Do you have such an idea? Put it out for our nation to see.
Garen,
Turkish nationalist genocide deniers are thriving within 40 miles are less of Glendale and you are worried about things more than halfway across the world. Google “Farrah Khan Irvine Armenians”. Not one politician condemned her and the city council didn’t condemn her. Not even our journalists like Ellina Abovian (who covered Wild Rivers in Irvine instead) or Araksya Karapetyan reported on it or that the city pledged an area in the Great Park for the Armenian community to erect an Armenian Genocide memorial. Do we need more words or memorials? And can we stop seeking recognition of our Genocide and request awareness and celebration of our heritage? If we can be marginalized in Southern California with little or no blowback or media coverage, then what can you expect for us abroad.

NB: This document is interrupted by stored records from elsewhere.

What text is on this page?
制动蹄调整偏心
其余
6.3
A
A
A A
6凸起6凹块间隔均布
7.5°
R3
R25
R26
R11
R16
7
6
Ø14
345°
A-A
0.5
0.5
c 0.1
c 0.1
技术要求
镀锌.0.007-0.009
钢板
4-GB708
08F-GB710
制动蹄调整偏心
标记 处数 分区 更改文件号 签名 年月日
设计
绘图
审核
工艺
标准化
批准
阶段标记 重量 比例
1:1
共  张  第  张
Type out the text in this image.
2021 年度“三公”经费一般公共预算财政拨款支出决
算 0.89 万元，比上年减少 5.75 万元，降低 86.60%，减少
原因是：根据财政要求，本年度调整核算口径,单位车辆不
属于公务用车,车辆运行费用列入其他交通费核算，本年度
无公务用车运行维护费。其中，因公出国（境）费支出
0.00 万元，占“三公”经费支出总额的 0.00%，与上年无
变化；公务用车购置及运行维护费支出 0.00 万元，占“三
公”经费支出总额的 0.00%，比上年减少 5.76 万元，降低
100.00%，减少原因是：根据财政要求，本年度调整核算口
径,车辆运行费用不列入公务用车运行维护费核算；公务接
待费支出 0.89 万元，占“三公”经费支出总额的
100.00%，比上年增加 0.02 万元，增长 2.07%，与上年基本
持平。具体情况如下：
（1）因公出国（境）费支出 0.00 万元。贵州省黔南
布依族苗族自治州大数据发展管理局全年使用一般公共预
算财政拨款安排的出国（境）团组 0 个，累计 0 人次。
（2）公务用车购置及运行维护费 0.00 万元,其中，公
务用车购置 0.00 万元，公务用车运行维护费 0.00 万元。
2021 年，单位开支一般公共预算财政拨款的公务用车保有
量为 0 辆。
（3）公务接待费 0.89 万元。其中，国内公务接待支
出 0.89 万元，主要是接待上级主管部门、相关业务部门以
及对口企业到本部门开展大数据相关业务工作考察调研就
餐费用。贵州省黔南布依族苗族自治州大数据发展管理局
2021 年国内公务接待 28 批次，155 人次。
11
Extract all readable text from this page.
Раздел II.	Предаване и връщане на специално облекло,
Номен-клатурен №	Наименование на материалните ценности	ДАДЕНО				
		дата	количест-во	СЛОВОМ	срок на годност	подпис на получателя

I WHISHED ARTSAKH, to apply, to become part of Russian federation. Good for Artsakh population and good oppotunity for Russia to be established in southern Caucasus; strategically. Maybe its NOT too late! But to whom to suggest!
@Harout Torossian
Tragically, Artsakh is forever lost, just like Nakhichevan, with all Armenians expelled and all Armenian heritage destroyed, to be repopulated only by Azerbaijanis. Putin said that Artsakh was part of Azerbaijan. (Worse, Pashinyan said that Artsakh was part of Azerbaijan, after the disastrous Second Artsakh War. Before the war, before he made his U-turn, he said that “Artsakh is Armenia. That’s it.”) The blockade and the eventual conquest of Artsakh by Azerbaijan, as well as the ethnic cleansing of all Armenians, happened with the approval of Putin, in order to punish Pashinyan for his pro-Western orientation. The Russians said, “Why should we shed our blood for Artsakh?”. None of this could have happened without the approval of Putin, especially if Pashinyan had not shifted Armenia’s traditional pro-Russian foreign policy to the West which angered Russia, who in turn shifted its support to the equally authoritarian and anti-Western Azerbaijan. During the First Artsakh War, the exact opposite was the case, with an openly anti-Russian and pro-Western Azerbaijan and a pro-Russian Armenia, which was fully supported by Russia. So many opportunities were lost by Armenia, while it controlled Artsakh and had the upper hand, only for this to be squandered and eventually lost. Pashinyan and his predecessors share the blame for this debacle. Will Armenia, which has never been so weakened and exposed for a century like today, permanently lose territory to Azerbaijan (which already occupies 200 sqare kilometers of Armenia’s territory) under the disastrous leadership of Pashinyan?
I don’t think Azeris want to live there. I bet you most rational ones want out of Azerbaijan all together.